Inflation can have a negative impact on the value of your business but there are strategies you can use to mitigate its effects.
Higher inflation negatively impacts on financial assets while having a neutral/positive impact on gold, collectibles, and real assets. The impact of inflation and price changes on individual company values, on the other hand, can vary dramatically. Commodity companies and businesses with pricing power can outperform in inflationary environments, according to investor experience since the 1970s. Knowing how inflation affects the value of your company can help you make better business decisions ranging from purchasing and pricing products/services to exit strategies and tax planning.
Aswath Damodaran, Professor of Finance at the Stern School of Business at New York University and Wall Street's "Dean of Valuation," has written about what kind of businesses do better in an inflationary environment. Inspired by his work, here’s some of the key factors one should reflect on when assessing the impact of inflation on valuation.

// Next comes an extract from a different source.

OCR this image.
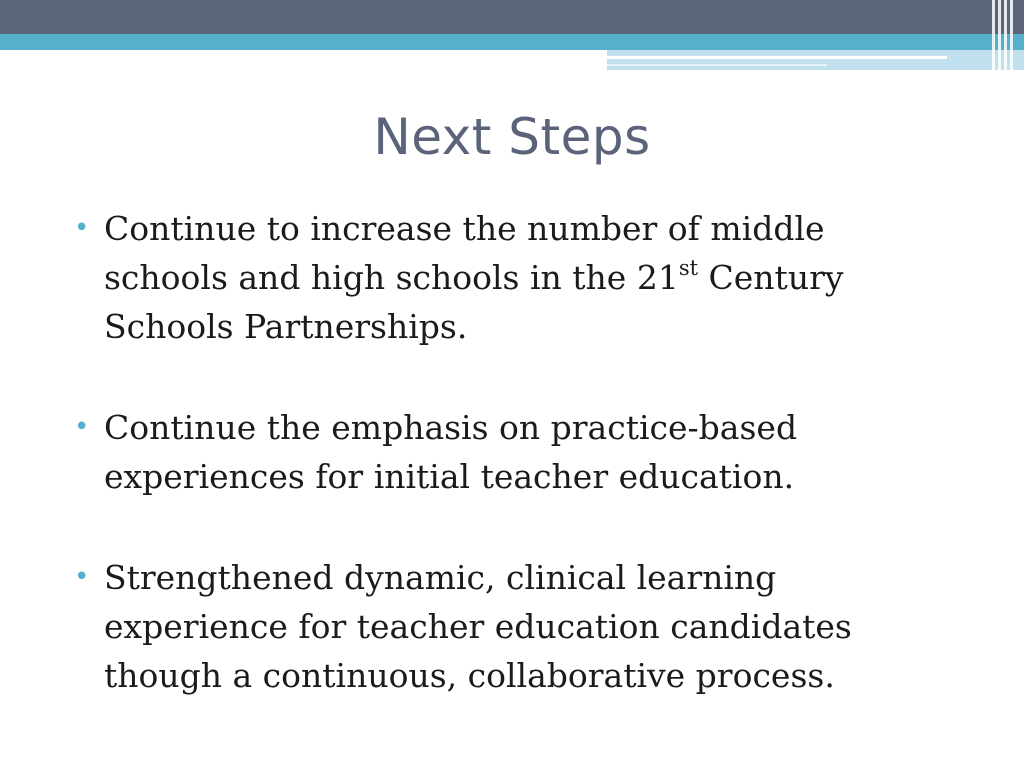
Next Steps
• Continue to increase the number of middle schools and high schools in the 21st Century Schools Partnerships.
• Continue the emphasis on practice-based experiences for initial teacher education.
• Strengthened dynamic, clinical learning experience for teacher education candidates though a continuous, collaborative process.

- Pricing Power - the size of the total available market and market share affect pricing power. Obviously it’s not good if you can’t pass on price increases on to customers. Non-discretionary spending on products and services, that you can’t delayed or substitute will have greater pricing power.
- Competition - the more competitive the industry you operate in the less pricing power you’re going to have.

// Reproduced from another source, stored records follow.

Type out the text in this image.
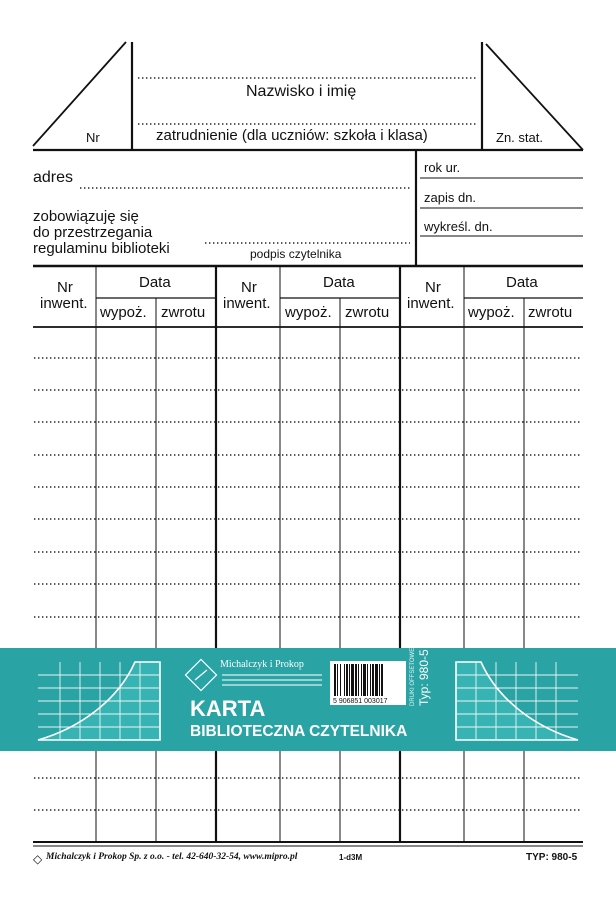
Nr
Nazwisko i imię
zatrudnienie (dla uczniów: szkoła i klasa)	Zn. stat.
adres
rok ur.
zapis dn.
wykreśl. dn.
zobowiązuję się
do przestrzegania
regulaminu biblioteki	podpis czytelnika
Nr
inwent.
Data
wypoż. zwrotu
Nr
inwent.
Data
wypoż. zwrotu
Nr
inwent.
Data
wypoż. zwrotu
Michalczyk i Prokop
KARTA
BIBLIOTECZNA CZYTELNIKA
5 906851 003017 Typ: 980-5
DRUKI OFFSETOWE
◇ Michalczyk i Prokop Sp. z o.o. - tel. 42-640-32-54, www.mipro.pl	1-d3M	TYP: 980-5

- Price regulation - businesses that face price regulation are at the mercy of governmental or regulatory authority pricing decisions.
- Cost structure - a businesses cost structure is important. A company with significant, inflation-sensitive costs will be vulnerable to high inflation. As in non inflationary times higher margins are better!

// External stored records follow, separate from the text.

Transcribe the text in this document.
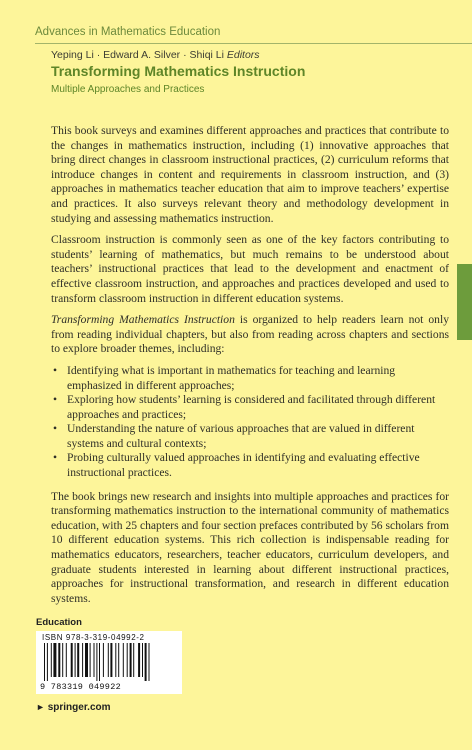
Advances in Mathematics Education
Yeping Li · Edward A. Silver · Shiqi Li Editors
Transforming Mathematics Instruction
Multiple Approaches and Practices

This book surveys and examines different approaches and practices that contribute to the changes in mathematics instruction, including (1) innovative approaches that bring direct changes in classroom instructional practices, (2) curriculum reforms that introduce changes in content and requirements in classroom instruction, and (3) approaches in mathematics teacher education that aim to improve teachers’ expertise and practices. It also surveys relevant theory and methodology development in studying and assessing mathematics instruction.

Classroom instruction is commonly seen as one of the key factors contributing to students’ learning of mathematics, but much remains to be understood about teachers’ instructional practices that lead to the development and enactment of effective classroom instruction, and approaches and practices developed and used to transform classroom instruction in different education systems.

Transforming Mathematics Instruction is organized to help readers learn not only from reading individual chapters, but also from reading across chapters and sections to explore broader themes, including:

• Identifying what is important in mathematics for teaching and learning emphasized in different approaches;
• Exploring how students’ learning is considered and facilitated through different approaches and practices;
• Understanding the nature of various approaches that are valued in different systems and cultural contexts;
• Probing culturally valued approaches in identifying and evaluating effective instructional practices.

The book brings new research and insights into multiple approaches and practices for transforming mathematics instruction to the international community of mathematics education, with 25 chapters and four section prefaces contributed by 56 scholars from 10 different education systems. This rich collection is indispensable reading for mathematics educators, researchers, teacher educators, curriculum developers, and graduate students interested in learning about different instructional practices, approaches for instructional transformation, and research in different education systems.

Education
ISBN 978-3-319-04992-2
9 783319 049922
► springer.com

- Capital intensity - how much capital does your business need to grow? Inflation has a greater negative impact on companies with longer-term, more rigid investment options. For example manufacturing companies often need to invest large amounts of capital over longer time periods than service or technology companies.
- Flexibility on timing - companies with more flexibility and time to exit or postpone investments fare better in the face of inflationary storms than companies with less flexibility.
How Does Higher Inflation Influence Risk?
- Cost of Equity - the rate of return sought by equity investors is likely to rise. Inflation has a greater negative impact on high-risk companies. And businesses in riskier industries, which are more vulnerable to market/economic fluctuations, will see equity costs rise faster than companies in more stable industries. In other words a higher required rate of return is going to come though in the multiple a Private Equity firm might place on your business.
- Cost of debt - The cost of debt is the cost of borrowing money after deducting certain tax benefits. Higher inflation has a greater negative impact on businesses that are more vulnerable to default.
- Debt v quality of earnings - debt costs may rise less for companies with higher, more stable earnings than for companies with lower or negative earnings.
- Debt capacity impact on deal structure - some M&A deals will be able to carry less debt, and this will impact on deal pricing if the investors are required to put more equity into he transaction.
- Risk of failure - failure risk is the possibility of a catastrophic event putting your business at risk. Higher inflation has an unusually negative impact on companies with a higher failure risk like start-ups and early stage businesses with unproven business models
- It’s not all bad - of course a bit of inflation can reduce the real cost of repaying long term debt so it’s not all bad.
How Can You Combat the Effects of Inflation on the Value of Your Business?
So the impact of inflation on the value of your business depends on its impact on expected cash flow/growth and risk.
During periods of high inflation, companies with pricing power on their products and services, low cost of goods, overhead base, and short-term, flexible investments are going to do better.
Companies with large, stable earnings streams and less debt fare better in inflationary environments (actually all the time?) and have greater purchasing power as prices rise.
Here’s just a 3 ways you can mitigate the impact of inflation on your business and its value:
- Increase your prices – Are your products and services are under priced – this is time to challenge your pricing. If you do put up prices communicate any increases to your customers honestly by explaining the "why,"
- Strategies to leverage your fixed cost base - Improve net return by considering an expansion strategy perhaps adding new products and services to the mix to boost profit margins by leveraging fixed costs even more. Push your best-selling products in more places, both digitally and in real life. You ought to get a purchasing benefit too if greater scale allows you to renegotiate raw material pricing with suppliers.
- Examine your finances - Look at your debt and funding structure. Could you refinance or consolidate your debt to achieve a lower overall cost of funding?